On 12/05/2018 06:34 PM, Phil Endecott wrote:
Dear Experts,
I have a couple of tables that I want to reconcile, finding rows
that match and places where rows are missing from one table or the
other:
db=> select * from a;
+------------+--------+
| date | amount |
+------------+--------+
| 2018-01-01 | 10.00 |
| 2018-02-01 | 5.00 | <-- missing from b
| 2018-04-01 | 5.00 |
+------------+--------+
db=> select * from b;
+------------+--------+
| date | amount |
+------------+--------+
| 2018-01-01 | 10.00 |
| 2018-03-01 | 8.00 | <-- missing from a
| 2018-04-01 | 5.00 |
+------------+--------+
db=> select a.date, a.amount, b.date, b.amount from a full join b using (date,amount);
+------------+--------+------------+--------+
| date | amount | date | amount |
+------------+--------+------------+--------+
| 2018-01-01 | 10.00 | 2018-01-01 | 10.00 |
| 2018-02-01 | 5.00 | | |
| | | 2018-03-01 | 8.00 |
| 2018-04-01 | 5.00 | 2018-04-01 | 5.00 |
+------------+--------+------------+--------+
This works fine until I have multiple items with the same date
and amount:
db=> select * from a;
+------------+--------+
| date | amount |
+------------+--------+
| 2018-01-01 | 10.00 |
| 2018-02-01 | 5.00 |
| 2018-04-01 | 5.00 |
| 2018-05-01 | 20.00 | <--
| 2018-05-01 | 20.00 | <--
+------------+--------+
db=> select * from b;
+------------+--------+
| date | amount |
+------------+--------+
| 2018-01-01 | 10.00 |
| 2018-03-01 | 8.00 |
| 2018-04-01 | 5.00 |
| 2018-05-01 | 20.00 | <--
| 2018-05-01 | 20.00 | <--
+------------+--------+
What's your PK on "a" and "b"?
(Also, gmail seems to think that all -- or at least most -- of your email is
spam.)
db=> select a.date, a.amount, b.date, b.amount from a full join b using (date,amount);
+------------+--------+------------+--------+
| date | amount | date | amount |
+------------+--------+------------+--------+
| 2018-01-01 | 10.00 | 2018-01-01 | 10.00 |
| 2018-02-01 | 5.00 | | |
| | | 2018-03-01 | 8.00 |
| 2018-04-01 | 5.00 | 2018-04-01 | 5.00 |
| 2018-05-01 | 20.00 | 2018-05-01 | 20.00 | 1
| 2018-05-01 | 20.00 | 2018-05-01 | 20.00 | 2
| 2018-05-01 | 20.00 | 2018-05-01 | 20.00 | 3
| 2018-05-01 | 20.00 | 2018-05-01 | 20.00 | 4
+------------+--------+------------+--------+
It has, of course, put four rows in the output for the new items.

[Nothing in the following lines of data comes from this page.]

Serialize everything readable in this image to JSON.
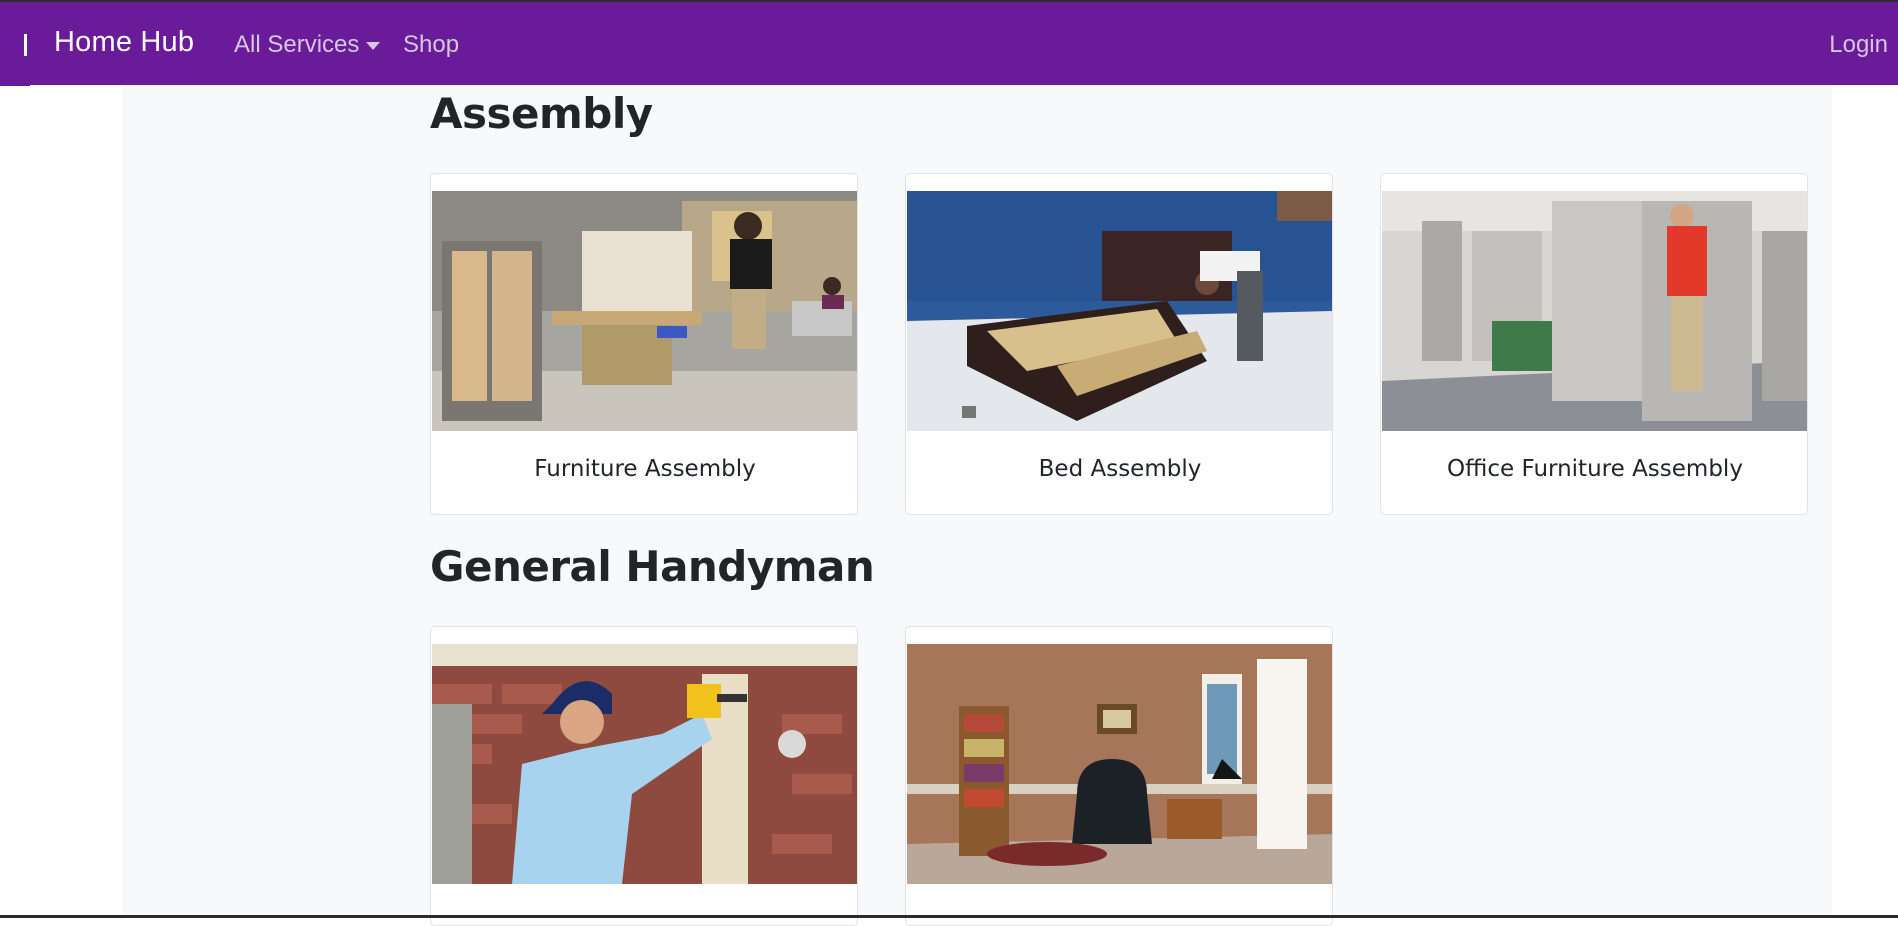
{
  "navbar": {
    "brand": "Home Hub",
    "services_label": "All Services",
    "shop_label": "Shop",
    "login_label": "Login",
    "background": "#6a1b9a"
  },
  "sections": [
    {
      "title": "Assembly",
      "cards": [
        {
          "label": "Furniture Assembly",
          "image": "workshop-furniture-assembly-photo"
        },
        {
          "label": "Bed Assembly",
          "image": "bed-frame-assembly-photo"
        },
        {
          "label": "Office Furniture Assembly",
          "image": "office-cubicle-assembly-photo"
        }
      ]
    },
    {
      "title": "General Handyman",
      "cards": [
        {
          "label": "",
          "image": "gutter-drilling-photo"
        },
        {
          "label": "",
          "image": "living-room-photo"
        }
      ]
    }
  ]
}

So my question is: how can I modify my query to output only two rows,
like this:?
+------------+--------+------------+--------+
| date | amount | date | amount |
+------------+--------+------------+--------+
| 2018-01-01 | 10.00 | 2018-01-01 | 10.00 |
| 2018-02-01 | 5.00 | | |
| | | 2018-03-01 | 8.00 |
| 2018-04-01 | 5.00 | 2018-04-01 | 5.00 |
| 2018-05-01 | 20.00 | 2018-05-01 | 20.00 | 1
| 2018-05-01 | 20.00 | 2018-05-01 | 20.00 | 2
+------------+--------+------------+--------+
Any suggestions anyone?
The best I have found so far is something involving EXCEPT ALL:
db=> select * from a except all select * from b;
db=> select * from b except all select * from a;
That's not ideal, though, as what I ultimately want is something
that lists everything with its status:
+------------+--------+--------+
| date | amount | status |
+------------+--------+--------+
| 2018-01-01 | 10.00 | OK |
| 2018-02-01 | 5.00 | a_only |
| 2018-03-01 | 8.00 | b_only |
| 2018-04-01 | 5.00 | OK |
| 2018-05-01 | 20.00 | OK |
| 2018-05-01 | 20.00 | OK |
+------------+--------+--------+
That would be easy enough to achieve from the JOIN.
Thanks, Phil.
--
Angular momentum makes the world go 'round.